The noble and learned Lord’s Amendment 110 would prevent the registrar from issuing a civil penalty to a person if that person had been acquitted of an offence under this part in relation to their conduct. We then get into interesting questions; as a non-lawyer, I am not entirely an expert on the difference between the evidence required to prove a criminal case and that which is required to produce a civil one. Perhaps we might consult on that off the Floor to resolve that very delicate distinction. Having answered some of those extremely interesting and detailed probing amendments, I hope that the noble Lord will feel able to withdraw his amendment.

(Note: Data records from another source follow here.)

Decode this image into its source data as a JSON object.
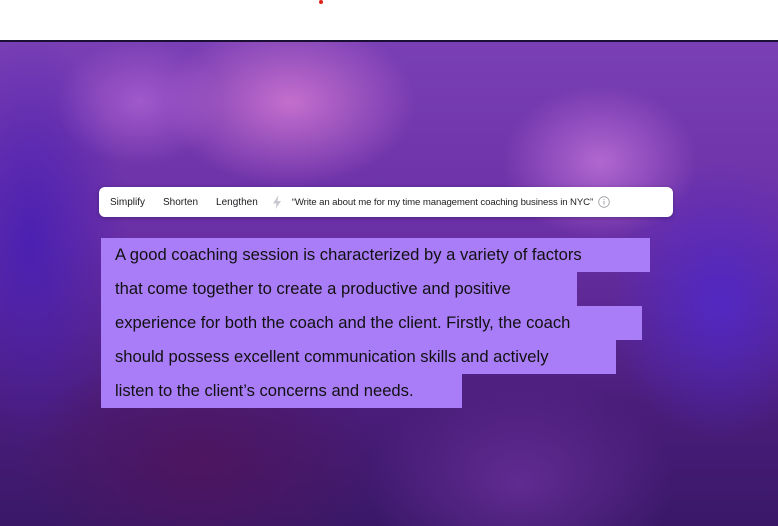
{
  "toolbar": {
    "buttons": [
      "Simplify",
      "Shorten",
      "Lengthen"
    ],
    "prompt": "“Write an about me for my time management coaching business in NYC”"
  },
  "content": {
    "lines": [
      "A good coaching session is characterized by a variety of factors",
      "that come together to create a productive and positive",
      "experience for both the coach and the client. Firstly, the coach",
      "should possess excellent communication skills and actively",
      "listen to the client’s concerns and needs."
    ]
  },
  "colors": {
    "highlight": "#a97cf8",
    "accent_dot": "#e0221b"
  },
  "icons": {
    "separator": "lightning-icon",
    "info": "info-icon"
  }
}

Before that happens, may I just be assured that I have understood that even if someone is convicted under the Bribery Act in a criminal case, they could still stay on the register?
The register is not intended to have sanctions on it, but let me take that away and come back. I appreciate that we are in an area here where the question is how much the register is intended to be one which you go on to if you are engaged in this activity, or whether the register should begin to develop a disciplinary dimension, which raises some of the questions that the noble and learned Lord, Lord Hardie, in particular has pursued.